PLAY

3
Reviewer's Rating

PLAY has brought together an impressive array of actors, directors and writers from a range of professional backgrounds to perform their work at the Vaults. This week they present four short plays that have varying levels of potential, but on the whole make for an enjoyable and energizing evening.

First up is Play 9, which starts with a choreographed sequence of three mates battling for the remote as Yeezus pumps overhead. The violence and terror they watch on the news spills out of their television and into their front room as the three begin to turn on each other. Chloe Todd Fordham masters the tricky art of suspense and keeps the audience on their toes throughout the twenty-five minute running time. However, bold lines such as ‘six hours since I buried my mother’ are suddenly dropped into the narrative, giving the play a slightly stilted quality.

Play 11 seems similarly fractured. Centered around three struggling wannabe-professionals in their late 20s, this play has a lot of potential but seems to lack a driving force. The trio of actors gave sharp performances, mastering their comic timing with confidence and ease. Writer Afsaneh Gray sculpts fast paced dialogue and litters witty asides throughout the script with skill, but often fails to develop the issues past their comedic one-liners, leaving the play a little underdeveloped.

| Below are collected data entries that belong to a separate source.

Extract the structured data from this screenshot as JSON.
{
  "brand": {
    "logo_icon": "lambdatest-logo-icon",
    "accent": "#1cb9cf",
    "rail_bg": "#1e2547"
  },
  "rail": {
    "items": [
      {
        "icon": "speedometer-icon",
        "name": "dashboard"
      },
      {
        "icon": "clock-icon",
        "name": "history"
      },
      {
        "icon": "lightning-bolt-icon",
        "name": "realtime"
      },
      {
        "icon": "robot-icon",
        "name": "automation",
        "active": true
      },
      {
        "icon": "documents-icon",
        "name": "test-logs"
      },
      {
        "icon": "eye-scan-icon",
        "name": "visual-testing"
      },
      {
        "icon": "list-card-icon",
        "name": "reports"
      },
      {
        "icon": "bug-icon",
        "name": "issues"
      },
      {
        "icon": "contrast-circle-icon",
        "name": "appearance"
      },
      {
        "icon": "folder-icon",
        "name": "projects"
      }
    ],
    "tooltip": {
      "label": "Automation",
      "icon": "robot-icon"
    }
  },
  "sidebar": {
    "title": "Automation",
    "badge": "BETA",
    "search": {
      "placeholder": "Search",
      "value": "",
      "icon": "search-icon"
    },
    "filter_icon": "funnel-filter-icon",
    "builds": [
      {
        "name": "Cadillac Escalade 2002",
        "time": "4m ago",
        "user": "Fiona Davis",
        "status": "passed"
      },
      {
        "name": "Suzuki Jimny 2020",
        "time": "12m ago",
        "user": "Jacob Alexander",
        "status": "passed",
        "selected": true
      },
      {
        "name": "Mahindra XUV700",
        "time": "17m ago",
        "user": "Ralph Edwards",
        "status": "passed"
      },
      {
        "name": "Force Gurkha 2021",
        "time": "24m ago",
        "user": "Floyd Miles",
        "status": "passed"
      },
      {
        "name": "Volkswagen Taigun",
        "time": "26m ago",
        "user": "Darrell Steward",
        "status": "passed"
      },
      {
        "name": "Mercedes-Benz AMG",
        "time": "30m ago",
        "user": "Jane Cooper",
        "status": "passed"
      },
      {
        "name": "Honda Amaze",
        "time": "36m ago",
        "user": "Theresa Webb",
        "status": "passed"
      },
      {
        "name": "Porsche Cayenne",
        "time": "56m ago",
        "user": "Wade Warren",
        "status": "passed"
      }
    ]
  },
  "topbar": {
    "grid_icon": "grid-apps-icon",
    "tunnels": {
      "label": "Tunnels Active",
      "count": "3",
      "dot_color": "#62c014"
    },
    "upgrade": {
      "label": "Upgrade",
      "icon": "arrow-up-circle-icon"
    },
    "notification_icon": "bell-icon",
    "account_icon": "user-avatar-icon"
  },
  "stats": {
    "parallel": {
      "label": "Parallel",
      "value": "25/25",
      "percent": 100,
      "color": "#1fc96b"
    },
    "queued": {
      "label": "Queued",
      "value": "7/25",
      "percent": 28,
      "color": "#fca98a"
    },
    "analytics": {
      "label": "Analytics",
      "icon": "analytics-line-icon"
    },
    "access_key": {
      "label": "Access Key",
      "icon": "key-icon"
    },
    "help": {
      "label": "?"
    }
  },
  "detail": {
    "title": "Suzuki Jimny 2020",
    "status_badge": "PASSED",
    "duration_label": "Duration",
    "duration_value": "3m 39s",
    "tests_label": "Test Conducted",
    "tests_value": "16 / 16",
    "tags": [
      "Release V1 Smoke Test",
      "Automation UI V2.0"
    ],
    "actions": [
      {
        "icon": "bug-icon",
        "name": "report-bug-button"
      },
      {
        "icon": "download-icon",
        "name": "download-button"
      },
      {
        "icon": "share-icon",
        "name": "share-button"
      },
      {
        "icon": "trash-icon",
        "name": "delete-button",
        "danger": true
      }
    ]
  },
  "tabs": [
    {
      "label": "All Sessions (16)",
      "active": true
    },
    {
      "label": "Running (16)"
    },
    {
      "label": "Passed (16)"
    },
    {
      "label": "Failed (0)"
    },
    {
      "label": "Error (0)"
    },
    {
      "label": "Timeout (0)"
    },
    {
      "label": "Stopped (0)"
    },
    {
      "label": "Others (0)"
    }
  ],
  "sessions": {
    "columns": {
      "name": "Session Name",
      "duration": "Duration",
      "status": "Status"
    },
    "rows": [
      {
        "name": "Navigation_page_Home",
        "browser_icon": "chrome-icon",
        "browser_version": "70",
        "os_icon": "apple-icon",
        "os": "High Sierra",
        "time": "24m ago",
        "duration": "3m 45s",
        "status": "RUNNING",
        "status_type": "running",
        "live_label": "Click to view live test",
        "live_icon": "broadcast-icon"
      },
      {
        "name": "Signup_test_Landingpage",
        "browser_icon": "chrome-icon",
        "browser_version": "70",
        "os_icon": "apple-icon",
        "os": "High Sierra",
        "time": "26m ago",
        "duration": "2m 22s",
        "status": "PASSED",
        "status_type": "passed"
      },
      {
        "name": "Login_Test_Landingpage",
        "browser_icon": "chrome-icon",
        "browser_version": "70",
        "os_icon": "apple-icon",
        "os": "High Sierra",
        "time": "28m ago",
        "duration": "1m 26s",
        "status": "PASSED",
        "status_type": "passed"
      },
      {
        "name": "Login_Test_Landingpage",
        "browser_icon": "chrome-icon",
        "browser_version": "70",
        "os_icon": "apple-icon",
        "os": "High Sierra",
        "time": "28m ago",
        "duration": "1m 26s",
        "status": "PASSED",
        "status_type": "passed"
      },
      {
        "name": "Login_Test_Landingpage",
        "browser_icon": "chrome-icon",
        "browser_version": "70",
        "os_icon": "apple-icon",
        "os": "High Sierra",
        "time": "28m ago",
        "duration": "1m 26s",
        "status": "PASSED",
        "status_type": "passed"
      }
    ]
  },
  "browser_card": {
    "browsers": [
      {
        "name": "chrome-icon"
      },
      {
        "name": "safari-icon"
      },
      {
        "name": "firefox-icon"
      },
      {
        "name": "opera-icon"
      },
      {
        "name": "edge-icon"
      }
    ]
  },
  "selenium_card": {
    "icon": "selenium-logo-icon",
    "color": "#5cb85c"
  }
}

The remaining two pieces, Play 10 and Play 12, manage to effortlessly tread the line between comedic and serious, creating poignant yet amusing work that is at once both substantial and lighthearted.

David Mumeni veils his complex comments on sexism with two hilarious intertwining monologues, excellently acted by Lewis MacKinnon and Assad Zaman. They are able to deliver Mumeni’s lines with comedic vigor without undermining the seriousness of the underlying message. The apparently simple dilemma of whether or not to order a fruity cocktail on a date seamlessly flags the anxieties surrounding masculinity in the modern world. This play manages to delve deep into the issues without seeming preachy or clichéd.

Molly Vevers in Play 10 gives one of the strongest performances of the evening. She portrays a victim of depression, and manages to embody a fragile strength in her voice and posture that is hard to tear your eyes away from. Dan Pick’s direction is imaginative and taut. For the majority of the performance, the two women face each other, creating a charged atmosphere as if an invisible string is holding them together.

Some of these collaborations worked really well and some of them didn’t. But it’s a great initiative and it deserves your time and support.